SONNTAGSRITUAL
: Herr Detlef

Er erzählt seine Anekdoten stets mit feinsinnigem Humor

Herr Detlef arbeitet, obwohl er vor einigen Wochen 70 geworden ist, immer noch als Vermessungsingenieur, wohnt in der Nähe des Kurfürstendamms, hat eine stattliche Figur und fährt seit drei Jahren jeden Sonntag mit seinem Damenfahrrad zu meinem Stammcafé nach Prenzlauer Berg. Eigentlich heißt er mit Vornamen Detlef.

Aber es hat sich eingebürgert, dass ich ihn Herr Detlef und er mich Herr Alem nennt.

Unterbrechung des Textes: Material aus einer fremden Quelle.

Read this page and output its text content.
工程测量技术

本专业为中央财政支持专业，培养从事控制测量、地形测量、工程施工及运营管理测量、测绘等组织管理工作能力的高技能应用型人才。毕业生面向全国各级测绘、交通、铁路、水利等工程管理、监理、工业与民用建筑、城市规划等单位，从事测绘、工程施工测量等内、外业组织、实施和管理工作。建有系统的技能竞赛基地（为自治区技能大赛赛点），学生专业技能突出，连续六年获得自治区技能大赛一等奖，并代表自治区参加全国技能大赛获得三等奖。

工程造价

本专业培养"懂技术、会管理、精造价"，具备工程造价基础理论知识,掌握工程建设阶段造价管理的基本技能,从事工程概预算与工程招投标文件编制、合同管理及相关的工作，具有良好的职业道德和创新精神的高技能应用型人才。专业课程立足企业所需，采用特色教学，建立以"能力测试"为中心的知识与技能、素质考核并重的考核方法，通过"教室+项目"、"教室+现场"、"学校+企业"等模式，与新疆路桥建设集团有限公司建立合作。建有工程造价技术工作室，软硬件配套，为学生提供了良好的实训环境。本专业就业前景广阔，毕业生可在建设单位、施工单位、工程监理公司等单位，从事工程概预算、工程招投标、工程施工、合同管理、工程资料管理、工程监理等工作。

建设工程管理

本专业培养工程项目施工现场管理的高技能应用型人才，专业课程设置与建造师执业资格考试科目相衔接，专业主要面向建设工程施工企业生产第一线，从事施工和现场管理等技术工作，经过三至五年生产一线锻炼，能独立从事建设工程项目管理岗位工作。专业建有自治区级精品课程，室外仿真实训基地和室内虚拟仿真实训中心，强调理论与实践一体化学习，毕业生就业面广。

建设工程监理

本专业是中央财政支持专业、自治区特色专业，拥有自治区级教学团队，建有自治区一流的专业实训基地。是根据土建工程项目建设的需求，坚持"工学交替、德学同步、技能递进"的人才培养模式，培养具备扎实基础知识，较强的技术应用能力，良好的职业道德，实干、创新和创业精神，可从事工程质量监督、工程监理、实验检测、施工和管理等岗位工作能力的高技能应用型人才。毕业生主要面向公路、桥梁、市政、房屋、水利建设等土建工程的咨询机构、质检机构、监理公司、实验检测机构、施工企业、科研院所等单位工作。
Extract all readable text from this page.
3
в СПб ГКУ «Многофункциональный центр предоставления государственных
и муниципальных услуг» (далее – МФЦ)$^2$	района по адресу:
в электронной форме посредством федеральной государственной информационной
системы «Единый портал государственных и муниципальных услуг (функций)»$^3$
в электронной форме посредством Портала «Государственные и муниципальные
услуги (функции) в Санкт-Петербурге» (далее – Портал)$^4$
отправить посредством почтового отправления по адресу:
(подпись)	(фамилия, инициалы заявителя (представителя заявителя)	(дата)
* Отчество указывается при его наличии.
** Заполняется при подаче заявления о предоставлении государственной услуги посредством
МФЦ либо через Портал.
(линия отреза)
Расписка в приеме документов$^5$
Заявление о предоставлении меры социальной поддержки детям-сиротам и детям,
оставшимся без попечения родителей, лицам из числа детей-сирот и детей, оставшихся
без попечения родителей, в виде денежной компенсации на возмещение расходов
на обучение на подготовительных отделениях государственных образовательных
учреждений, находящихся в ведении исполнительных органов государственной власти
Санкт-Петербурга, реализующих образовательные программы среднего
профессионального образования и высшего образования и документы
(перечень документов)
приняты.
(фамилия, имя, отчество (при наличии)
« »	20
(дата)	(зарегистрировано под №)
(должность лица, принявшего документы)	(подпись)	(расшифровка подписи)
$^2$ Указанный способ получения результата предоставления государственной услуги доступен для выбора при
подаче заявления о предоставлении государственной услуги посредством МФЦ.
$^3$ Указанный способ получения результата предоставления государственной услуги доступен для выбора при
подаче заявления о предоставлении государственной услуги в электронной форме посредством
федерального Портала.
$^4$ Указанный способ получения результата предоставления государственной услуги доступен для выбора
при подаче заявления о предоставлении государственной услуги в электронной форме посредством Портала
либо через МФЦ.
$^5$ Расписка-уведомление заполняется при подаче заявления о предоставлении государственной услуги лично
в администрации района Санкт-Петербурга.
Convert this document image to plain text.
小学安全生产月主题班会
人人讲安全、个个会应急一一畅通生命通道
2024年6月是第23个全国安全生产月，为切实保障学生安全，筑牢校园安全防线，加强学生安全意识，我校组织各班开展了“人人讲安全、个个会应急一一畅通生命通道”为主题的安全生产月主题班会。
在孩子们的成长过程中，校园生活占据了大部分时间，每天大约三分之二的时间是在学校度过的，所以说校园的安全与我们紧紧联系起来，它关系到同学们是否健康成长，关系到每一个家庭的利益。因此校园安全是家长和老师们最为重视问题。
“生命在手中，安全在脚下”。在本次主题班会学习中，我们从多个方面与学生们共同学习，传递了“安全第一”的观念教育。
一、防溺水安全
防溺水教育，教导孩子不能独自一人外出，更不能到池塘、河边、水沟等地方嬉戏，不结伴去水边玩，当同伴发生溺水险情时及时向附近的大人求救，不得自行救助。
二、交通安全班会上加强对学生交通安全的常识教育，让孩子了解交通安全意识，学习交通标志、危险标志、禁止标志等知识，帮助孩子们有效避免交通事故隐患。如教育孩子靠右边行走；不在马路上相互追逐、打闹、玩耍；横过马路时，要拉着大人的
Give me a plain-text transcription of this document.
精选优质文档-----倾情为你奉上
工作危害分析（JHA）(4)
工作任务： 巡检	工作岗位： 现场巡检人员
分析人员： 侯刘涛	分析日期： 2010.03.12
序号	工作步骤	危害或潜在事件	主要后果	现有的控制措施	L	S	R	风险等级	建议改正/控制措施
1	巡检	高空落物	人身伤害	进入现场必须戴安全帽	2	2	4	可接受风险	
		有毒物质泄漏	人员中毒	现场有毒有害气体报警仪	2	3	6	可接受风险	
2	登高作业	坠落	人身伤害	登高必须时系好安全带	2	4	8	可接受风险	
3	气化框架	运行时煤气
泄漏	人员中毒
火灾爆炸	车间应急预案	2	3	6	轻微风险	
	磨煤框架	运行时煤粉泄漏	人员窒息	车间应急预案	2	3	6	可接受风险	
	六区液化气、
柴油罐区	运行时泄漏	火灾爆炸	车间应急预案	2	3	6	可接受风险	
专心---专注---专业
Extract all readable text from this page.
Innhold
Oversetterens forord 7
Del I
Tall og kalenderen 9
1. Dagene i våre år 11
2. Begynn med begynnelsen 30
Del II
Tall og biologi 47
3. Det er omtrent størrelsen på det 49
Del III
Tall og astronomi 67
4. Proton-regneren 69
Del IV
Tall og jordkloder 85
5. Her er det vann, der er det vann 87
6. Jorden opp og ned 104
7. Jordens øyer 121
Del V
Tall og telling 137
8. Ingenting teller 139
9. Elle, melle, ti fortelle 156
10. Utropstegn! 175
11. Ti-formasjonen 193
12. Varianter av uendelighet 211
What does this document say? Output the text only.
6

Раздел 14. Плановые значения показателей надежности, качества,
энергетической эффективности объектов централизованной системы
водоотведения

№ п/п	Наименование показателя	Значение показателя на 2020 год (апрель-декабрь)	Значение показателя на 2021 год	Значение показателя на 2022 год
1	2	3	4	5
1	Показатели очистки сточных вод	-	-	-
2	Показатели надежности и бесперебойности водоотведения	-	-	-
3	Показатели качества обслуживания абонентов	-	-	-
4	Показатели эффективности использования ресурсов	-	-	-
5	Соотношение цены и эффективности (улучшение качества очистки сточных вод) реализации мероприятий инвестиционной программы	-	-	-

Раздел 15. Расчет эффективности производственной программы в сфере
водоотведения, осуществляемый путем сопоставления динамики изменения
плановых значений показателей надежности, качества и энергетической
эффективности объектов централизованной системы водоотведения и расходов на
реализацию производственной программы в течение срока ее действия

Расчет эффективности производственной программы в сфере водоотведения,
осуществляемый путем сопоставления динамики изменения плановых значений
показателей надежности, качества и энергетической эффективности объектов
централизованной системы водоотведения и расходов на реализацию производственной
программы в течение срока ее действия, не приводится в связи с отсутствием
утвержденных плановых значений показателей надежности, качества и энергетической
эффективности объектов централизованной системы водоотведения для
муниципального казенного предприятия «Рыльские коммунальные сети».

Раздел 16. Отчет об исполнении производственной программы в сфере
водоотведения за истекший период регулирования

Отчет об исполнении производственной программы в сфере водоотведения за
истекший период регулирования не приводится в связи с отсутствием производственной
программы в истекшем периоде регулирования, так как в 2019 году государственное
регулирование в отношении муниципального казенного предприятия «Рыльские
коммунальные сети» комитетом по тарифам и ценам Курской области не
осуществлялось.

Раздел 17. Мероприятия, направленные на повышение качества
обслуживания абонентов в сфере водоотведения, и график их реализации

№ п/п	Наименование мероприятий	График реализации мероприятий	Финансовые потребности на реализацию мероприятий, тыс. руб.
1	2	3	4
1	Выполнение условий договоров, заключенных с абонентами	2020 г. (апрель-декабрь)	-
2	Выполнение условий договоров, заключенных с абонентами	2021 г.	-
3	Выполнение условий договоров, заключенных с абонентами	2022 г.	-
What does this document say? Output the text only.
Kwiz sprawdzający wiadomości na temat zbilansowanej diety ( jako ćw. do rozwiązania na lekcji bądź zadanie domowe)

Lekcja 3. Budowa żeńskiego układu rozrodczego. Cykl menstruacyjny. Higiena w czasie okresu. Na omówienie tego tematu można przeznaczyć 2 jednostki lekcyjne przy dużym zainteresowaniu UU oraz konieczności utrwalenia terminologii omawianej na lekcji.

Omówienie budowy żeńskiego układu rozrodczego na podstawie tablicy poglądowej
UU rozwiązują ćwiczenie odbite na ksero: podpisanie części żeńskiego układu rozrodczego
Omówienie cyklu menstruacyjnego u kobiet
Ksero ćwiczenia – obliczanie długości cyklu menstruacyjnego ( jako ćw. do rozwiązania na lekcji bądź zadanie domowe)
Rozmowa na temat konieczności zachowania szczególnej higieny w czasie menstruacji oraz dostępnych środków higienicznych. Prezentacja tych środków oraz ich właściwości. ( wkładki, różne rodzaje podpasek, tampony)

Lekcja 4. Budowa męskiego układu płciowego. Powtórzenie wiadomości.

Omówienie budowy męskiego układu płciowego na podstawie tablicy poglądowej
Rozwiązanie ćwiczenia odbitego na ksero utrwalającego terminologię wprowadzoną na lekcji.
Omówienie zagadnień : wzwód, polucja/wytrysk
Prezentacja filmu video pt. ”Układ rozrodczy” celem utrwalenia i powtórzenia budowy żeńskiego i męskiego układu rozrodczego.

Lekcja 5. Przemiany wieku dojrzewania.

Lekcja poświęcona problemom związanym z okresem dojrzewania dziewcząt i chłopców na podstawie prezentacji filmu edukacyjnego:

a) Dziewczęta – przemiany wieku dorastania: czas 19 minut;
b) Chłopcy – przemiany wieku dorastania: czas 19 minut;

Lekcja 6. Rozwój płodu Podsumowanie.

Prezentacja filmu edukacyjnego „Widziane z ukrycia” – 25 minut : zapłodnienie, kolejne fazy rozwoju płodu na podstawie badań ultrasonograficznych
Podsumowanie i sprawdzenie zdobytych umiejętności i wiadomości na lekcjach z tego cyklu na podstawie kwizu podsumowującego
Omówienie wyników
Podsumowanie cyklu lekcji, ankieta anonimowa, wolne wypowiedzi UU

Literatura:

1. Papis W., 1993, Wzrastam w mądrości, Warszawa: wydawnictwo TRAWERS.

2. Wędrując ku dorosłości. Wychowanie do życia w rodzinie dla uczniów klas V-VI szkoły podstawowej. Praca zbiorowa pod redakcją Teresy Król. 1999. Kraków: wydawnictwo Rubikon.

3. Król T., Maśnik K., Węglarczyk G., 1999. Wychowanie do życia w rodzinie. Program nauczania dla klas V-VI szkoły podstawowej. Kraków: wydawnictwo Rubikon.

Herr Detlef kommt immer gegen 17 Uhr, legt seine braune Ledertasche auf die Theke, begrüßt alle Stammgäste per Handschlag, bekommt, ohne zu fragen, seinen roten Wein serviert und entnimmt seiner braunen Ledertasche alle Ausgaben des Tagesspiegels der vergangenen Woche.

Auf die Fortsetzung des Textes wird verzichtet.